Bobby Kennedy said the passage below in a speech three months before he was assassinated. Coincidence? Meh. Probably. 
For  now I’d rather focus on the fact that it was said almost a year to the day before I was born. 
Should I retain hope that at least some in previous generations also believed an economy is a subset of a society and not vice-versa, or should I despair that western “civilization” has learned little or nothing from these words since they were spoken? 

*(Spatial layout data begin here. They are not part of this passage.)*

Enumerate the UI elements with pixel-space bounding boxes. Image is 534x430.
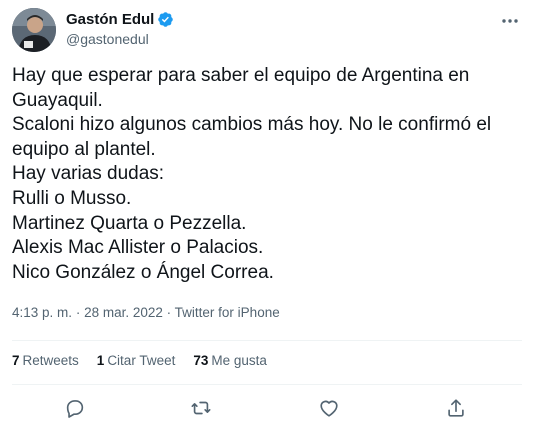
display-name[interactable]: Gastón Edul: [66, 11, 154, 28]
retweets-count: 7: [12, 353, 20, 368]
quotes-stat[interactable]: 1 Citar Tweet: [97, 353, 176, 368]
reply-icon[interactable]: [64, 397, 86, 419]
more-options-icon[interactable]: [500, 11, 520, 31]
likes-stat[interactable]: 73 Me gusta: [193, 353, 267, 368]
tweet-stats: 7 Retweets 1 Citar Tweet 73 Me gusta: [12, 353, 267, 368]
likes-label: Me gusta: [211, 353, 267, 368]
meta-separator: ·: [75, 305, 81, 320]
tweet-actions: [12, 393, 522, 423]
tweet-card: Gastón Edul @gastonedul Hay que esperar …: [0, 0, 534, 430]
divider: [12, 384, 522, 385]
divider: [12, 340, 522, 341]
tweet-date[interactable]: 28 mar. 2022: [84, 305, 163, 320]
tweet-source[interactable]: Twitter for iPhone: [175, 305, 280, 320]
avatar[interactable]: [12, 8, 56, 52]
tweet-header: Gastón Edul @gastonedul: [12, 8, 522, 52]
heart-icon[interactable]: [318, 397, 340, 419]
likes-count: 73: [193, 353, 209, 368]
user-handle[interactable]: @gastonedul: [66, 31, 174, 47]
retweet-icon[interactable]: [190, 397, 212, 419]
tweet-metadata: 4:13 p. m. · 28 mar. 2022 · Twitter for …: [12, 305, 280, 320]
name-row: Gastón Edul: [66, 9, 174, 29]
author-info: Gastón Edul @gastonedul: [66, 9, 174, 47]
quotes-label: Citar Tweet: [107, 353, 176, 368]
verified-badge-icon: [157, 11, 174, 28]
quotes-count: 1: [96, 353, 105, 368]
tweet-time[interactable]: 4:13 p. m.: [12, 305, 72, 320]
retweets-label: Retweets: [22, 353, 79, 368]
tweet-text: Hay que esperar para saber el equipo de …: [12, 65, 492, 283]
share-icon[interactable]: [445, 397, 467, 419]
meta-separator: ·: [166, 305, 172, 320]
retweets-stat[interactable]: 7 Retweets: [12, 353, 79, 368]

Meh. I’ll go for the hope thing. But it was close. JLP 

Too much and for too long, we seemed to have surrendered personal excellence and community values in the mere accumulation of material things.  Our Gross National Product, now, is over $800 billion dollars a year, but that Gross National Product – if we judge the United States of America by that – that Gross National Product counts air pollution and cigarette advertising, and ambulances to clear our highways of carnage.  It counts special locks for our doors and the jails for the people who break them.  It counts the destruction of the redwood and the loss of our natural wonder in chaotic sprawl.  It counts napalm and counts nuclear warheads and armored cars for the police to fight the riots in our cities.  It counts Whitman’s rifle and Speck’s knife, and the television programs which glorify violence in order to sell toys to our children.  Yet the gross national product does not allow for the health of our children, the quality of their education or the joy of their play.  It does not include the beauty of our poetry or the strength of our marriages, the intelligence of our public debate or the integrity of our public officials.  It measures neither our wit nor our courage, neither our wisdom nor our learning, neither our compassion nor our devotion to our country, it measures everything in short, except that which makes life worthwhile.